CNBC/NRF mesure un bond de la consommation US (mais à relativiser) information fournie par Zonebourse 13/07/2026 à 17:51
Les ventes au détail américaines ont fortement progressé sur un an en juin, mais leur rythme mensuel suggère que cette accélération tient davantage à un effet de base favorable qu'à un véritable changement de tendance de la consommation.
Selon le CNBC/NRF Retail Monitor, les ventes au détail hors automobile et essence ont progressé de 9,41% sur un an en juin, contre 7,19% en mai et 5,73% en avril. Ce signal prolonge celui envoyé par Costco, dont les ventes comparables ajustées aux Etats-Unis avaient encore augmenté de 7,6% en juin, ainsi que par Bank of America, qui avait constaté une hausse de 6,3% des dépenses par carte et par ménage, la plus forte depuis 2022.
Le rapport repose sur les données anonymisées d'Affinity Solutions, couvrant plus de 140 millions de cartes de crédit et de débit, près de 9 milliards de transactions et plus de 500 MdsUSD de dépenses annuelles.
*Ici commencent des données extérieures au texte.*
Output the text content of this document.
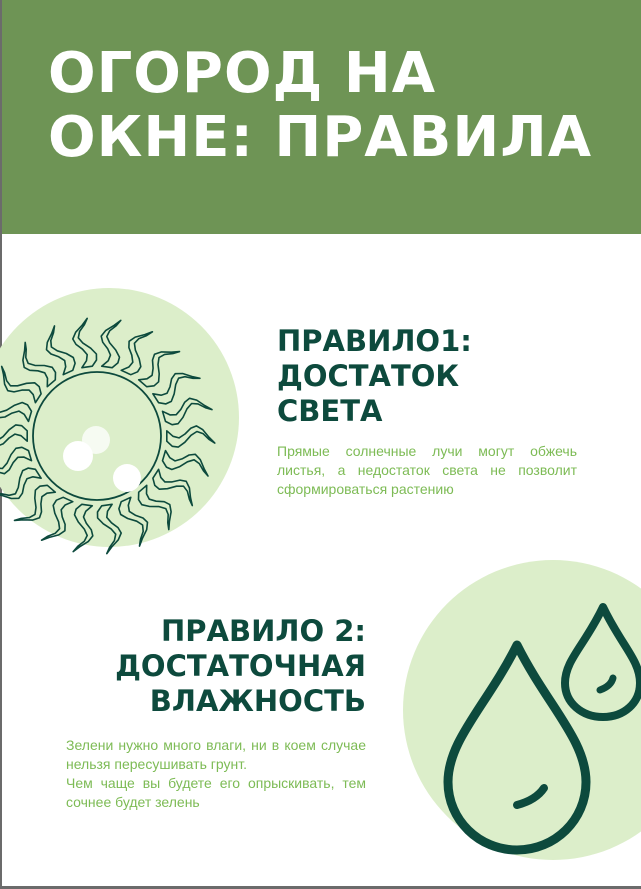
ОГОРОД НА
ОКНЕ: ПРАВИЛА
ПРАВИЛО1:
ДОСТАТОК
СВЕТА

Прямые солнечные лучи могут обжечь листья, а недостаток света не позволит сформироваться растению

ПРАВИЛО 2:
ДОСТАТОЧНАЯ
ВЛАЖНОСТЬ

Зелени нужно много влаги, ни в коем случае нельзя пересушивать грунт.

Чем чаще вы будете его опрыскивать, тем сочнее будет зелень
Contrairement aux statistiques du Census Bureau, fondées sur une enquête auprès des entreprises puis régulièrement révisées, cet indicateur mesure directement les transactions et n'est pas révisé après sa publication.
Le détail sectoriel montre une vigueur largement répartie, toutes les catégories affichant une croissance sur un an. Le segment regroupant les articles de sport, les loisirs, la musique et les librairies se distingue avec une hausse de 18,53%, possiblement soutenue par la Coupe du monde. L'électronique, l'habillement et les produits numériques progressent également de plus de 13%.
La lecture séquentielle invite toutefois à nuancer le message. Les ventes hors automobile et essence ont augmenté de 0,33% en juin, après 0,42% en mai et 0,34% en avril. Composé et annualisé, ce rythme ressort à environ 4,5%, nettement en dessous de la hausse annuelle de 9,41%. Cet écart suggère qu'une partie de l'accélération observée sur un an tient à des effets de comparaison favorables.
Même si la Fed ne fonde pas ses décisions sur ces seuls indicateurs alternatifs, leur message reste peu accommodant : la demande ne ralentit pas pour justifier une baisse rapide des taux. L'attention se tourne désormais vers l'indice américain des prix à la consommation de juin, attendu mardi.